Struggles in the bond market sector of banks are causing concerns for the FTSE 100 index
The UK's 30-year gilt yields have reached a 27-year high, causing turbulence in the bond market. This turbulence, triggered by a global sell-off and political unease, has raised concerns about the financial market's stability.
In an attempt to curb the sharp rise in gilt yields and stabilize the market, the Bank of England intervened in September 2022. Key decision-makers within the Bank, including then-Governor Andrew Bailey and the Chancellor of the Exchequer, played a significant role in this intervention. The intervention aimed to prevent a potential fire sale in the gilt market, which could have left banks unable to sell assets quickly or easily without significant value loss.
The intervention seemed to have a positive effect on some banks. Lloyds and Barclays, for instance, saw their stocks recover from slumps earlier in the week, with Lloyds reaching 79.9 and Barclays reaching 365.35.
However, the turbulence in the bond market could create issues for the FTSE 100. The financial sector, being the largest weighting in the FTSE 100, is a major driver of the index. Britain's banking giants, such as HSBC, Standard Chartered, Barclays, Natwest, and Lloyds, collectively hold a substantial amount of government bonds, making them vulnerable to a sharp and rapid increase in gilt yields.
The FTSE 100's Big Five, with a combined market value exceeding £336bn, account for more than 15% of the index's market capitalization. Notably, HSBC, with a market cap of over £165bn, is the second most valuable constituent of the FTSE 100.
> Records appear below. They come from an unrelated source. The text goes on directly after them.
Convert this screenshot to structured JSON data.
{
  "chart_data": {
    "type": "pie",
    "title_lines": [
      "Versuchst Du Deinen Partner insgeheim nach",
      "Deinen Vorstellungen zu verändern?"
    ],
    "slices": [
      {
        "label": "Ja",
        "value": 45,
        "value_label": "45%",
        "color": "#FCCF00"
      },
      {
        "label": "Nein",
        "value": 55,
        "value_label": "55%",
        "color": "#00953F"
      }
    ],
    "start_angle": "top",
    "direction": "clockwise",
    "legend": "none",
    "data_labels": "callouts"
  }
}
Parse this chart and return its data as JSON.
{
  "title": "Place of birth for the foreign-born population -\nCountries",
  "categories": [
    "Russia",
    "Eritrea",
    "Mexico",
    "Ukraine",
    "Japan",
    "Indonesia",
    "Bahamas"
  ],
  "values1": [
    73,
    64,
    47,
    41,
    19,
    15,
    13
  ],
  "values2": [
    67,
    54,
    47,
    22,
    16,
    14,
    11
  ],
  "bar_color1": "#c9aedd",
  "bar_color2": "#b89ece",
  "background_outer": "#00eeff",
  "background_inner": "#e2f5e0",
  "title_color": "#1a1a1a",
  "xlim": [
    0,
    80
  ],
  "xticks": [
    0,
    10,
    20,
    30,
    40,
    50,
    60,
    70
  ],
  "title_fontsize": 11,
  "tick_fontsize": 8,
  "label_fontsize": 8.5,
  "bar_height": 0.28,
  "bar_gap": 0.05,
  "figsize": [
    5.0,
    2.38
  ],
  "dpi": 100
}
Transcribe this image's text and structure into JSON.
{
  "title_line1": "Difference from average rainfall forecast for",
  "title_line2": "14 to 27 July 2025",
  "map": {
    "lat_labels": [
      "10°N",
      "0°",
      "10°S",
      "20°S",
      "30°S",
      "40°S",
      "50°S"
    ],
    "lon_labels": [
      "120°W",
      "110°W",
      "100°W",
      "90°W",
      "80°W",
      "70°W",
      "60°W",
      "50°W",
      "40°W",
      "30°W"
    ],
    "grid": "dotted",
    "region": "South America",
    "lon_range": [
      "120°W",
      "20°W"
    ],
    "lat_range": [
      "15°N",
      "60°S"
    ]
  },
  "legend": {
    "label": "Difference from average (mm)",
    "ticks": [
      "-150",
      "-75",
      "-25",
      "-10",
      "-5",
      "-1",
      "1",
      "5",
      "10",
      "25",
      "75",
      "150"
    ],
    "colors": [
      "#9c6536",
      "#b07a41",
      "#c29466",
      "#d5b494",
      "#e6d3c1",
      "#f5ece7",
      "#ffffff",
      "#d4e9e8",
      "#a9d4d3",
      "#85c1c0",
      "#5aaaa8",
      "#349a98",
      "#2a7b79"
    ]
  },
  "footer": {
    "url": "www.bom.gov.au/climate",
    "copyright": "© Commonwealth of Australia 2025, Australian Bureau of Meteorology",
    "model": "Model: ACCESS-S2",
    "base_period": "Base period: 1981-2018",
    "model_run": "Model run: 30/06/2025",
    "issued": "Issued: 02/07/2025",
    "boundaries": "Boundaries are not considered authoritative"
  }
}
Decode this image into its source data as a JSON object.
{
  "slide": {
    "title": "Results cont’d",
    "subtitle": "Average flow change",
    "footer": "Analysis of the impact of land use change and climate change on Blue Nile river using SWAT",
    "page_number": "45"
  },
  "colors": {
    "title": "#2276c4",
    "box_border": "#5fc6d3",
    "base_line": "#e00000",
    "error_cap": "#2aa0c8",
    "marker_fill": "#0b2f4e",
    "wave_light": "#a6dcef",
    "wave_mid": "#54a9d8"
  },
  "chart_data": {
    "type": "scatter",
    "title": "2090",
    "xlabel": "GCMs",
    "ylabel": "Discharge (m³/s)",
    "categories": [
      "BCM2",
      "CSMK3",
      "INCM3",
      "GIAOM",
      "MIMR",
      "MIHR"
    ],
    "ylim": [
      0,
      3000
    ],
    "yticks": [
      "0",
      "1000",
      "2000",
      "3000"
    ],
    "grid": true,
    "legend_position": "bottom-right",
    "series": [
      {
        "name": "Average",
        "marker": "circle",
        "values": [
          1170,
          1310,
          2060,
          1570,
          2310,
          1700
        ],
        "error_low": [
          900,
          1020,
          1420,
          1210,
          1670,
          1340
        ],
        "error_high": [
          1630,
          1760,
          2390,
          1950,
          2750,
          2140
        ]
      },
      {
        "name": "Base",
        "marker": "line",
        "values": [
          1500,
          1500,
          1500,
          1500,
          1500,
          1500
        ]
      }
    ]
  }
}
During the bond market's turbulence, the financial and communication sectors have acted as a drag on the FTSE 100. However, on Thursday, banking shares rallied as the bond market cooled down. Natwest's stock, for example, jumped over one percent to 516.20, recovering from previous lows of 501.60.
Kathleen Brooks, research director at XTB, has stated that if long-dated bonds continue to fall and yields continue to rise, this could be a problem for banking stocks. The weakness in banks could potentially hurt the FTSE 100, as the sector is a major driver of the index.
City AM's analysis this year showed that the Big Five have added £80bn in market value so far this year. Despite the current market turbulence, it remains to be seen how the bond market's instability will impact the FTSE 100 in the long run.